Our internal workforce management has undergone great changes to meet the fast-changing demands of the interpreting market in terms of scalability and the ability to adapt to these changing circumstances. Instead of relying on isolated internal departments, Mastervoice values multi-skilled project coordinators to support meeting planners in their complete customer journey from a request for proposal to final delivery.
Selection and qualification of freelance conference interpreters is based on an adaptive interpreter sourcing model linked to client history, specific qualification criteria, and last but not least, client ranking based on proven performance.

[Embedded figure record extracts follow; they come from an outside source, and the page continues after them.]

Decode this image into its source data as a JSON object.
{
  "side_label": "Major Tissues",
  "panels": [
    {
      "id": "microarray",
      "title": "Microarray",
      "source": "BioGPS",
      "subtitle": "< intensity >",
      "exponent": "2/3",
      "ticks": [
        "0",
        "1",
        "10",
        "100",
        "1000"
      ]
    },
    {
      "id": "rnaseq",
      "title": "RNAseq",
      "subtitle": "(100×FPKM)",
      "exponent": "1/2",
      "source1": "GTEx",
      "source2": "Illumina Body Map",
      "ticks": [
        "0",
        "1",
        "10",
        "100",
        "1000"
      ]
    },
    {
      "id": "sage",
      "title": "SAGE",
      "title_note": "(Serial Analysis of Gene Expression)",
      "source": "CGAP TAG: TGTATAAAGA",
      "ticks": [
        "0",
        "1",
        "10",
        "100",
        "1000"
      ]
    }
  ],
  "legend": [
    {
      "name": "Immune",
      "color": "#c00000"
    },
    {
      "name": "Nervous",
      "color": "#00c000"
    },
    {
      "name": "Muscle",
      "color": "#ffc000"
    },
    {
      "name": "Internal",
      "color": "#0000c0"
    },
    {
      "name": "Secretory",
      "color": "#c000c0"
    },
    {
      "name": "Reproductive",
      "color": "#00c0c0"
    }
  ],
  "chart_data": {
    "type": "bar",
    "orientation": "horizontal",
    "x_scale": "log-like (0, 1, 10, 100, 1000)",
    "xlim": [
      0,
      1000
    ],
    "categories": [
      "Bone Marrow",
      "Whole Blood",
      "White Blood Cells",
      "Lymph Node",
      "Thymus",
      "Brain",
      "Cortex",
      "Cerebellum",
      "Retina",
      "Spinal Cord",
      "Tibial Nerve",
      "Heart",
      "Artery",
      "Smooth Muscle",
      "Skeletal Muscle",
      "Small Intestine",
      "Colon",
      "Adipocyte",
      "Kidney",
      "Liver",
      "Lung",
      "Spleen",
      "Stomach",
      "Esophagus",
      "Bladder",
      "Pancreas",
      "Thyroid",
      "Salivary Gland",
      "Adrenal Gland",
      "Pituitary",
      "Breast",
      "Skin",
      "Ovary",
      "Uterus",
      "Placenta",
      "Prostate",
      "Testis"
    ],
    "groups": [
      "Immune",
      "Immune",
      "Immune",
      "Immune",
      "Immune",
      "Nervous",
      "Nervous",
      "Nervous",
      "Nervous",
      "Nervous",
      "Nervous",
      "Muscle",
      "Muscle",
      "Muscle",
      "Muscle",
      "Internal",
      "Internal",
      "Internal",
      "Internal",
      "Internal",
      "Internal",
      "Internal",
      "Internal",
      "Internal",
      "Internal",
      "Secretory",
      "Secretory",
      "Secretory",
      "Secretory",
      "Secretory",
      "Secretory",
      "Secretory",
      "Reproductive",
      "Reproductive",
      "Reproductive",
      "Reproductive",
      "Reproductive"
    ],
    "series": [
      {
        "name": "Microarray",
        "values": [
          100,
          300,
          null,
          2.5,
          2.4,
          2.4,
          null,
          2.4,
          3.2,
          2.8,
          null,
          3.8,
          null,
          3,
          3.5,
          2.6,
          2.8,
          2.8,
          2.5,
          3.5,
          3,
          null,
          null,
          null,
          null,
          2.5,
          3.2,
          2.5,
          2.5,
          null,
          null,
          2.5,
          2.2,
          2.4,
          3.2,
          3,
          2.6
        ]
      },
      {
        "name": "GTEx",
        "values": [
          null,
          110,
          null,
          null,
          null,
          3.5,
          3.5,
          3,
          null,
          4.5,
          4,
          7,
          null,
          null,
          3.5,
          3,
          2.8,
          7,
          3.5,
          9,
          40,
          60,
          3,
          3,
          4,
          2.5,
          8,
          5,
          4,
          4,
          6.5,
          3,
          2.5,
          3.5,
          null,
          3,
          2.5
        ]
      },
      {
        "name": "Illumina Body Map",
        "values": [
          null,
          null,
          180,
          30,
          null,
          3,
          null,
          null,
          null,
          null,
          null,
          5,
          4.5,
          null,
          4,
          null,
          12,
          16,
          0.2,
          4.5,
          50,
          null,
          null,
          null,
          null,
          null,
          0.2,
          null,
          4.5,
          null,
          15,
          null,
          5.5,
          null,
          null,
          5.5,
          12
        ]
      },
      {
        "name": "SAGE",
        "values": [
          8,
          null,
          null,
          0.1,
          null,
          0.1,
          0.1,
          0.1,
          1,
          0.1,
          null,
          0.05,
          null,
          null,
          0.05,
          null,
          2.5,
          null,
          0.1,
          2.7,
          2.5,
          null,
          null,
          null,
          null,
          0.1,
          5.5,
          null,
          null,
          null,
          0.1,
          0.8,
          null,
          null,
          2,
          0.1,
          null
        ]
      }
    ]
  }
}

As founder and owner of Mastervoice, my role is to consult clients on total language solutions with expertise in remote simultaneous interpreting. I see it as my mission to demonstrate the value of multilingual conferencing to our key stakeholders: our end clients, our audiovisual partners, our conference interpreters, and our employees.

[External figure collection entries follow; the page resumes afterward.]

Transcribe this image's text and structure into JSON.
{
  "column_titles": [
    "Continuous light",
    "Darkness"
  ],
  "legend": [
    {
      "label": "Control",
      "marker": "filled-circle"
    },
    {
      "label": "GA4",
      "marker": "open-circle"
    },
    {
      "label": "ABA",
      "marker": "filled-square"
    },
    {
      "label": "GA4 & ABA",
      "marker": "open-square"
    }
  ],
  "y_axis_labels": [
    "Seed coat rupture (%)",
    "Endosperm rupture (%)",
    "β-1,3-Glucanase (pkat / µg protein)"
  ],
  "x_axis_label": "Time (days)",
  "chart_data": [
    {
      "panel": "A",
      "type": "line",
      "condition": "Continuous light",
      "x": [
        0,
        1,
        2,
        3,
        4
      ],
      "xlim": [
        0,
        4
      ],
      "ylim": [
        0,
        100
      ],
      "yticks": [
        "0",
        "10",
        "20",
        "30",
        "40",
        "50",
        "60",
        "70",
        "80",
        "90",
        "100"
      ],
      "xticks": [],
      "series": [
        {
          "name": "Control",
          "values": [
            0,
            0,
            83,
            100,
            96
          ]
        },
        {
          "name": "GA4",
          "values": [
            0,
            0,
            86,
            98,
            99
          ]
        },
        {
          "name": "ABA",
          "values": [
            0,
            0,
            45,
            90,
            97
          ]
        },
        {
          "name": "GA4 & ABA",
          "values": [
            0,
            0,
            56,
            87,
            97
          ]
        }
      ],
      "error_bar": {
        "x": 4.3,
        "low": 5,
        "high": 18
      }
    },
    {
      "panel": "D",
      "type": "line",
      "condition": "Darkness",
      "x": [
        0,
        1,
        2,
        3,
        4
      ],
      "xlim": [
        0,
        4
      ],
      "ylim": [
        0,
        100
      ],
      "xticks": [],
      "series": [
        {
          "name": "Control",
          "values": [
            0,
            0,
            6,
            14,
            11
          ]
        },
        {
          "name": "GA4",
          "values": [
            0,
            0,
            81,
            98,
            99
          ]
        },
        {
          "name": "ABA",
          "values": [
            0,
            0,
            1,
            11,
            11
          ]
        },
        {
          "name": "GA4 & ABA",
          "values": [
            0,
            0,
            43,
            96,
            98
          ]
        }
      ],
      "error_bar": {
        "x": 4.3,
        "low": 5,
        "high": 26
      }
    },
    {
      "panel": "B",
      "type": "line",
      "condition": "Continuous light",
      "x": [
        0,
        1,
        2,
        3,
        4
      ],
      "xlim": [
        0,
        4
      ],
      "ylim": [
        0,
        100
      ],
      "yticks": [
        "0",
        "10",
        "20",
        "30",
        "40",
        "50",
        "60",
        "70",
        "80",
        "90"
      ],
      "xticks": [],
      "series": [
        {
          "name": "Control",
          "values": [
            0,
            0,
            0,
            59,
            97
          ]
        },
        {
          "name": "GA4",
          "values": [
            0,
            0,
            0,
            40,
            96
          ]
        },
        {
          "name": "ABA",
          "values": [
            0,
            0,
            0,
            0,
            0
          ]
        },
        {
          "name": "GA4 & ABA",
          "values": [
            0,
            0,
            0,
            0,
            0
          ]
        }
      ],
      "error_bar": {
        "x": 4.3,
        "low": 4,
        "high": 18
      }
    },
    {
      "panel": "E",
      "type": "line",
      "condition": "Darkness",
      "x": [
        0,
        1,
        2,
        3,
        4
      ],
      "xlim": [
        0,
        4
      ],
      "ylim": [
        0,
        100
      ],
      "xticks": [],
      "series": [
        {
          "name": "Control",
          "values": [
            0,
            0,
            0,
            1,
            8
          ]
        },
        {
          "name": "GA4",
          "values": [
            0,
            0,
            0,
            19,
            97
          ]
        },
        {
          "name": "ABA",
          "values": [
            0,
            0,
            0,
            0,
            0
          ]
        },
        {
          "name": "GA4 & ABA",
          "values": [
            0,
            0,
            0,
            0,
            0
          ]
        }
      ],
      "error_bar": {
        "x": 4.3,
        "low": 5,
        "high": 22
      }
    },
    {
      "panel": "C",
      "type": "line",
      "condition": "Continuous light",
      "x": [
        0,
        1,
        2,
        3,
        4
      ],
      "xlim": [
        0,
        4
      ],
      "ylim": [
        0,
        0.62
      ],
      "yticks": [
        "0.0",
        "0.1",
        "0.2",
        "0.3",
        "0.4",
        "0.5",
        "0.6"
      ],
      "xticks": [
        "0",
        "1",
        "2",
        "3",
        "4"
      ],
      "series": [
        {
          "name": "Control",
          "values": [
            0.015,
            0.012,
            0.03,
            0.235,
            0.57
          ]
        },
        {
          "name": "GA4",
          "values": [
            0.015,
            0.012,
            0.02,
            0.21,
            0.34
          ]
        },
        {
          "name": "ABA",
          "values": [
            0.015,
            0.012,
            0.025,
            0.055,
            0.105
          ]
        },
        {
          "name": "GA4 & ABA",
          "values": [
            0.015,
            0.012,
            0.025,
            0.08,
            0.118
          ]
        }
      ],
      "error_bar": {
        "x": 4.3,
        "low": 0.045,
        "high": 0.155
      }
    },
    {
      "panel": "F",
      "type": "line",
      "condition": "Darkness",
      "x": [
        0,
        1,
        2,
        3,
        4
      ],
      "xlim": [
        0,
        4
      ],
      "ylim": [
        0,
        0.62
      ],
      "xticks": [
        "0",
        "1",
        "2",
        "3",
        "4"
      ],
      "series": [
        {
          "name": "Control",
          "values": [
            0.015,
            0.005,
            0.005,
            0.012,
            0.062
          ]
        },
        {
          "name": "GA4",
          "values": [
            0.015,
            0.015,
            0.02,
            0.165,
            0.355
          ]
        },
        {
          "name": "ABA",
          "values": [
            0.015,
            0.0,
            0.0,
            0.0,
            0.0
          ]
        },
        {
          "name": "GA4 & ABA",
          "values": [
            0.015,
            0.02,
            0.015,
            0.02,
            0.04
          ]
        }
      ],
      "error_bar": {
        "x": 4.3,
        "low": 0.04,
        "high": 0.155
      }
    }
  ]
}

What is your take on technology’s importance, and how are you leveraging it?
Language technology solutions, and in particular remote interpreting applications, have proven to be a critical factor since the outbreak of the health crisis, but also considering the increasing importance of Sustainable Development Goals as formulated by the United Nations Global Compact. Online meetings are essential contributions to a greener environment with fewer people on the move for meetings, but also to international exchange, and cooperation.
What will be the next significant change in the Simultaneous Interpretation industry, and how are you preparing for it?
Besides the evident contribution to a greener meeting industry, remote simultaneous interpreting demonstrated clear benefits in cost and time efficiency for interpreters and participants in international meetings. At the same time, videoconferencing also exposed the limitations of a meaningful exchange versus traditional face-to-face encounters. An indefinite number of formerly highly interactive meetings gradually turned into watch-and-listen-only webinars without genuine human-to-human involvement. Meeting technology providers must meet essential expectations in human communication to earn a winning edge and should focus more on life-like presence with eye-to-eye and face-to-face human encounters, even in a virtual, augmented, or mixed reality.
To prepare for this virtual transformation, Mastervoice has partnered with world-leading audiovisual partners and strategic language technology providers to accomplish our core mission of empowering global understanding, exchange, goodwill, and cooperation.
What are your goals in the upcoming future?
The ongoing global crisis places a heavy burden on the world economy, and this will also impact the meeting and language industry at some point in time. Global understanding and goodwill remain fundamental in international communication. Our goal is to support global understanding by speaking to the hearts and minds of decision-makers with native speakers as cultural ambassadors in all world languages.
What advice would you like to give the next generation of aspiring business leaders in the language industry?
Linking technology to human resources is not sufficient to make a meaningful difference in the language industry today. High-end language technology must meet human expectations in terms of connectivity, affordability, and reliability. This is a labor-intensive and highly competitive environment that is not for the faint-hearted. You can make a difference, however, by focusing on niche solutions for niche markets with a qualified pool of expert linguists and by adopting the latest solutions in applied language technology with reliable technology providers. This was our own successful approach in very challenging times.